今日,在《阿瓦隆的鈴聲》的引導下,我們將輕輕敲響歷史的門扉,回溯到那個思想激盪、變革暗流湧動的時代。我們將目光投向一本名為《The Character of the Jew Books》的小冊子,以及撰寫它的那位堅韌不拔的作者——理查·卡萊爾(Richard Carlile)。

理查·卡萊爾,生於1790年,卒於1843年,是19世紀初期英國一位極具影響力的激進派出版人、作家和言論自由倡導者。
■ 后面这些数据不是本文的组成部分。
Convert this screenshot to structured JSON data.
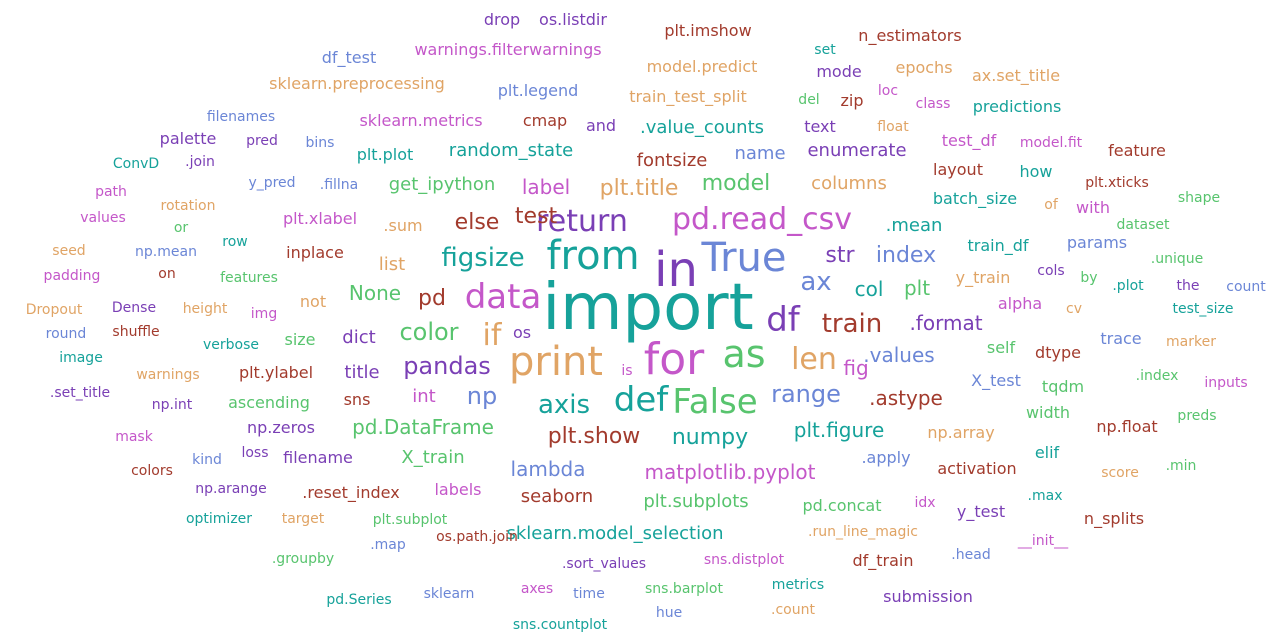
{
  "palette": {
    "teal": "#16a29a",
    "purple": "#7a3fb5",
    "blue": "#6b86d6",
    "orange": "#e0a465",
    "green": "#58c46e",
    "magenta": "#c457c9",
    "rust": "#a23b2d"
  },
  "words": [
    {
      "text": "import",
      "color": "teal"
    },
    {
      "text": "in",
      "color": "purple"
    },
    {
      "text": "from",
      "color": "teal"
    },
    {
      "text": "True",
      "color": "blue"
    },
    {
      "text": "print",
      "color": "orange"
    },
    {
      "text": "for",
      "color": "magenta"
    },
    {
      "text": "as",
      "color": "green"
    },
    {
      "text": "data",
      "color": "magenta"
    },
    {
      "text": "df",
      "color": "purple"
    },
    {
      "text": "def",
      "color": "teal"
    },
    {
      "text": "False",
      "color": "green"
    },
    {
      "text": "return",
      "color": "purple"
    },
    {
      "text": "pd.read_csv",
      "color": "magenta"
    },
    {
      "text": "if",
      "color": "orange"
    },
    {
      "text": "len",
      "color": "orange"
    },
    {
      "text": "axis",
      "color": "teal"
    },
    {
      "text": "figsize",
      "color": "teal"
    },
    {
      "text": "train",
      "color": "rust"
    },
    {
      "text": "ax",
      "color": "blue"
    },
    {
      "text": "pandas",
      "color": "purple"
    },
    {
      "text": "np",
      "color": "blue"
    },
    {
      "text": "color",
      "color": "green"
    },
    {
      "text": "range",
      "color": "blue"
    },
    {
      "text": "plt.show",
      "color": "rust"
    },
    {
      "text": "numpy",
      "color": "teal"
    },
    {
      "text": "pd",
      "color": "rust"
    },
    {
      "text": "test",
      "color": "rust"
    },
    {
      "text": "else",
      "color": "rust"
    },
    {
      "text": "str",
      "color": "purple"
    },
    {
      "text": "index",
      "color": "blue"
    },
    {
      "text": "model",
      "color": "green"
    },
    {
      "text": "plt.title",
      "color": "orange"
    },
    {
      "text": "label",
      "color": "magenta"
    },
    {
      "text": "None",
      "color": "green"
    },
    {
      "text": "col",
      "color": "teal"
    },
    {
      "text": "plt",
      "color": "green"
    },
    {
      "text": "fig",
      "color": "magenta"
    },
    {
      "text": "pd.DataFrame",
      "color": "green"
    },
    {
      "text": "lambda",
      "color": "blue"
    },
    {
      "text": "matplotlib.pyplot",
      "color": "magenta"
    },
    {
      "text": "plt.figure",
      "color": "teal"
    },
    {
      "text": ".values",
      "color": "blue"
    },
    {
      "text": ".astype",
      "color": "rust"
    },
    {
      "text": ".format",
      "color": "purple"
    },
    {
      "text": "random_state",
      "color": "teal"
    },
    {
      "text": "fontsize",
      "color": "rust"
    },
    {
      "text": "get_ipython",
      "color": "green"
    },
    {
      "text": "columns",
      "color": "orange"
    },
    {
      "text": "enumerate",
      "color": "purple"
    },
    {
      "text": ".mean",
      "color": "teal"
    },
    {
      "text": "list",
      "color": "orange"
    },
    {
      "text": "dict",
      "color": "purple"
    },
    {
      "text": "int",
      "color": "magenta"
    },
    {
      "text": "title",
      "color": "purple"
    },
    {
      "text": "seaborn",
      "color": "rust"
    },
    {
      "text": "plt.subplots",
      "color": "green"
    },
    {
      "text": "X_train",
      "color": "green"
    },
    {
      "text": "sklearn.model_selection",
      "color": "teal"
    },
    {
      "text": ".value_counts",
      "color": "teal"
    },
    {
      "text": "name",
      "color": "blue"
    },
    {
      "text": "plt.plot",
      "color": "teal"
    },
    {
      "text": "and",
      "color": "purple"
    },
    {
      "text": "text",
      "color": "purple"
    },
    {
      "text": ".sum",
      "color": "orange"
    },
    {
      "text": "os",
      "color": "purple"
    },
    {
      "text": "inplace",
      "color": "rust"
    },
    {
      "text": "sns",
      "color": "rust"
    },
    {
      "text": "size",
      "color": "green"
    },
    {
      "text": "not",
      "color": "orange"
    },
    {
      "text": "plt.xlabel",
      "color": "magenta"
    },
    {
      "text": "plt.ylabel",
      "color": "rust"
    },
    {
      "text": "ascending",
      "color": "green"
    },
    {
      "text": "np.zeros",
      "color": "purple"
    },
    {
      "text": "filename",
      "color": "purple"
    },
    {
      "text": "labels",
      "color": "magenta"
    },
    {
      "text": ".reset_index",
      "color": "rust"
    },
    {
      "text": "pd.concat",
      "color": "green"
    },
    {
      "text": ".apply",
      "color": "blue"
    },
    {
      "text": "activation",
      "color": "rust"
    },
    {
      "text": "np.array",
      "color": "orange"
    },
    {
      "text": "train_df",
      "color": "teal"
    },
    {
      "text": "y_train",
      "color": "orange"
    },
    {
      "text": "batch_size",
      "color": "teal"
    },
    {
      "text": "X_test",
      "color": "blue"
    },
    {
      "text": "alpha",
      "color": "magenta"
    },
    {
      "text": "self",
      "color": "green"
    },
    {
      "text": "dtype",
      "color": "rust"
    },
    {
      "text": "y_test",
      "color": "purple"
    },
    {
      "text": "n_splits",
      "color": "rust"
    },
    {
      "text": "width",
      "color": "green"
    },
    {
      "text": "elif",
      "color": "teal"
    },
    {
      "text": "tqdm",
      "color": "green"
    },
    {
      "text": "np.float",
      "color": "rust"
    },
    {
      "text": "sklearn.preprocessing",
      "color": "orange"
    },
    {
      "text": "warnings.filterwarnings",
      "color": "magenta"
    },
    {
      "text": "plt.legend",
      "color": "blue"
    },
    {
      "text": "train_test_split",
      "color": "orange"
    },
    {
      "text": "model.predict",
      "color": "orange"
    },
    {
      "text": "sklearn.metrics",
      "color": "magenta"
    },
    {
      "text": "cmap",
      "color": "rust"
    },
    {
      "text": "plt.imshow",
      "color": "rust"
    },
    {
      "text": "n_estimators",
      "color": "rust"
    },
    {
      "text": "os.listdir",
      "color": "purple"
    },
    {
      "text": "drop",
      "color": "purple"
    },
    {
      "text": "df_test",
      "color": "blue"
    },
    {
      "text": "set",
      "color": "teal"
    },
    {
      "text": "mode",
      "color": "purple"
    },
    {
      "text": "epochs",
      "color": "orange"
    },
    {
      "text": "ax.set_title",
      "color": "orange"
    },
    {
      "text": "loc",
      "color": "magenta"
    },
    {
      "text": "class",
      "color": "magenta"
    },
    {
      "text": "predictions",
      "color": "teal"
    },
    {
      "text": "del",
      "color": "green"
    },
    {
      "text": "zip",
      "color": "rust"
    },
    {
      "text": "float",
      "color": "orange"
    },
    {
      "text": "test_df",
      "color": "magenta"
    },
    {
      "text": "model.fit",
      "color": "magenta"
    },
    {
      "text": "feature",
      "color": "rust"
    },
    {
      "text": "layout",
      "color": "rust"
    },
    {
      "text": "how",
      "color": "teal"
    },
    {
      "text": "plt.xticks",
      "color": "rust"
    },
    {
      "text": "shape",
      "color": "green"
    },
    {
      "text": "of",
      "color": "orange"
    },
    {
      "text": "with",
      "color": "magenta"
    },
    {
      "text": "dataset",
      "color": "green"
    },
    {
      "text": "params",
      "color": "blue"
    },
    {
      "text": ".unique",
      "color": "green"
    },
    {
      "text": "cols",
      "color": "purple"
    },
    {
      "text": "by",
      "color": "green"
    },
    {
      "text": "the",
      "color": "purple"
    },
    {
      "text": "count",
      "color": "blue"
    },
    {
      "text": ".plot",
      "color": "teal"
    },
    {
      "text": "cv",
      "color": "orange"
    },
    {
      "text": "test_size",
      "color": "teal"
    },
    {
      "text": "trace",
      "color": "blue"
    },
    {
      "text": "marker",
      "color": "orange"
    },
    {
      "text": ".index",
      "color": "green"
    },
    {
      "text": "inputs",
      "color": "magenta"
    },
    {
      "text": "preds",
      "color": "green"
    },
    {
      "text": "score",
      "color": "orange"
    },
    {
      "text": ".min",
      "color": "green"
    },
    {
      "text": ".max",
      "color": "teal"
    },
    {
      "text": "idx",
      "color": "magenta"
    },
    {
      "text": "__init__",
      "color": "magenta"
    },
    {
      "text": ".head",
      "color": "blue"
    },
    {
      "text": "df_train",
      "color": "rust"
    },
    {
      "text": "submission",
      "color": "purple"
    },
    {
      "text": "filenames",
      "color": "blue"
    },
    {
      "text": "palette",
      "color": "purple"
    },
    {
      "text": "pred",
      "color": "purple"
    },
    {
      "text": "bins",
      "color": "blue"
    },
    {
      "text": "ConvD",
      "color": "teal"
    },
    {
      "text": ".join",
      "color": "purple"
    },
    {
      "text": "y_pred",
      "color": "blue"
    },
    {
      "text": ".fillna",
      "color": "blue"
    },
    {
      "text": "path",
      "color": "magenta"
    },
    {
      "text": "values",
      "color": "magenta"
    },
    {
      "text": "rotation",
      "color": "orange"
    },
    {
      "text": "or",
      "color": "green"
    },
    {
      "text": "seed",
      "color": "orange"
    },
    {
      "text": "np.mean",
      "color": "blue"
    },
    {
      "text": "row",
      "color": "teal"
    },
    {
      "text": "padding",
      "color": "magenta"
    },
    {
      "text": "on",
      "color": "rust"
    },
    {
      "text": "features",
      "color": "green"
    },
    {
      "text": "Dropout",
      "color": "orange"
    },
    {
      "text": "Dense",
      "color": "purple"
    },
    {
      "text": "height",
      "color": "orange"
    },
    {
      "text": "img",
      "color": "magenta"
    },
    {
      "text": "round",
      "color": "blue"
    },
    {
      "text": "shuffle",
      "color": "rust"
    },
    {
      "text": "image",
      "color": "teal"
    },
    {
      "text": "verbose",
      "color": "teal"
    },
    {
      "text": "warnings",
      "color": "orange"
    },
    {
      "text": "is",
      "color": "magenta"
    },
    {
      "text": ".set_title",
      "color": "purple"
    },
    {
      "text": "np.int",
      "color": "purple"
    },
    {
      "text": "mask",
      "color": "magenta"
    },
    {
      "text": "kind",
      "color": "blue"
    },
    {
      "text": "loss",
      "color": "purple"
    },
    {
      "text": "colors",
      "color": "rust"
    },
    {
      "text": "np.arange",
      "color": "purple"
    },
    {
      "text": "optimizer",
      "color": "teal"
    },
    {
      "text": "target",
      "color": "orange"
    },
    {
      "text": "plt.subplot",
      "color": "green"
    },
    {
      "text": ".run_line_magic",
      "color": "orange"
    },
    {
      "text": ".map",
      "color": "blue"
    },
    {
      "text": ".groupby",
      "color": "green"
    },
    {
      "text": "os.path.join",
      "color": "rust"
    },
    {
      "text": ".sort_values",
      "color": "purple"
    },
    {
      "text": "sns.distplot",
      "color": "magenta"
    },
    {
      "text": "pd.Series",
      "color": "teal"
    },
    {
      "text": "sklearn",
      "color": "blue"
    },
    {
      "text": "axes",
      "color": "magenta"
    },
    {
      "text": "time",
      "color": "blue"
    },
    {
      "text": "sns.barplot",
      "color": "green"
    },
    {
      "text": "metrics",
      "color": "teal"
    },
    {
      "text": ".count",
      "color": "orange"
    },
    {
      "text": "hue",
      "color": "blue"
    },
    {
      "text": "sns.countplot",
      "color": "teal"
    }
  ]
}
他活躍的年代,正是英國社會經歷劇烈變革之時,工業革命正在重塑社會結構,政治上則充斥著對自由和權利的訴求與鎮壓。在這樣的背景下,卡萊爾是少數敢於挑戰既定權威——包括政治和宗教權威——並為普及激進思想而甘冒牢獄之災的人物。他的出版事業成為傳播潘恩(Thomas Paine)等啟蒙思想家著作的關鍵管道,同時他也撰寫了大量自己的作品,猛烈抨擊國王、貴族和教士的統治。
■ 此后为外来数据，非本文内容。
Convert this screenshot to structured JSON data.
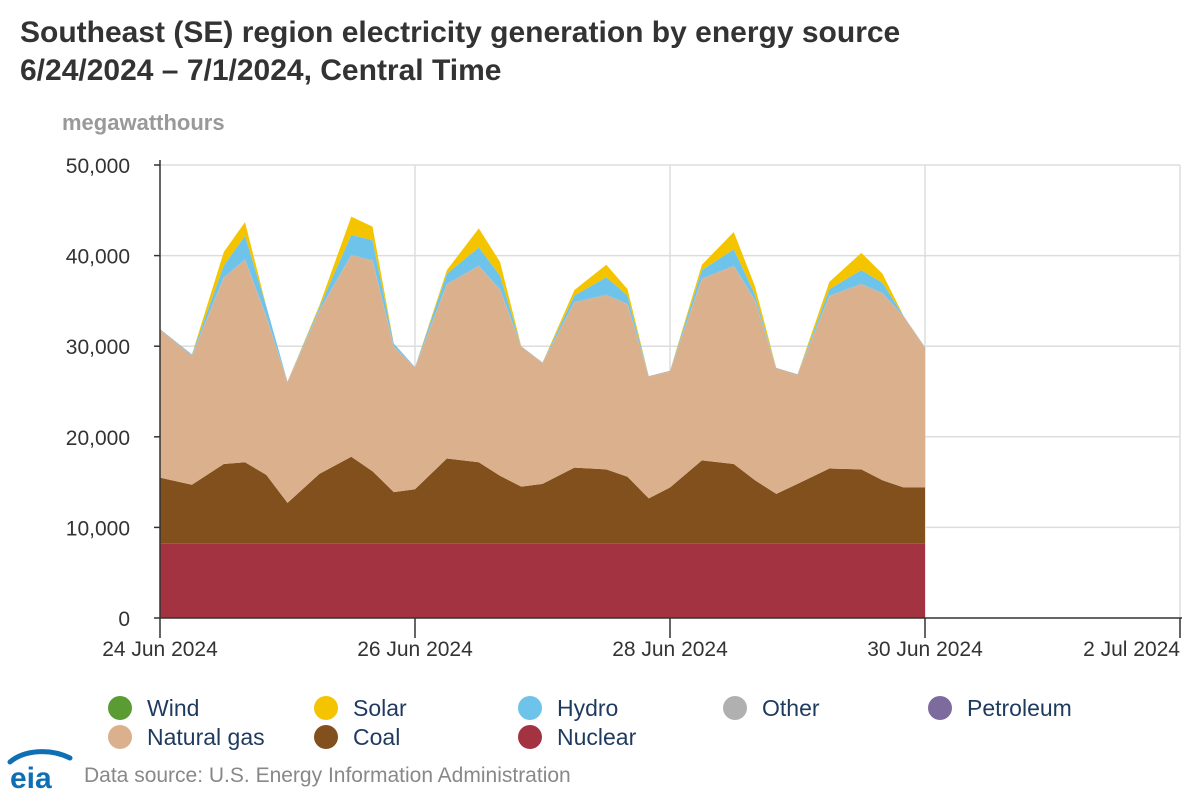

《The Character of the Jew Books》(《猶太書的特性》)正是卡萊爾在1821年發表的一篇極具爭議性的作品。這篇小冊子矛頭直指《聖經》,用「猶太書」這個當時激進派慣用的帶有批判色彩的詞語來稱呼它。卡萊爾在文中提出了一個核心論點:人類的品格並非天生墮落,而是後天教育的產物。他認為,如果一個人從小只接受《聖經》(即他所稱的「猶太書」)的教育,接觸其中充斥的在他看來是淫亂、暴力、欺騙和不道德的記載(如摩西的殘酷、大衛的淫蕩兇殘、所羅門的行為,以及書中記載的亂倫、多妻、謀殺等),那麼這個人很可能會因此養成犯罪的傾向。他強烈主張,《聖經》中的故事和人物是非道德甚至反道德的範本,將這樣的文本作為道德和宗教教育的基礎,會導致社會道德的敗壞和犯罪的增加。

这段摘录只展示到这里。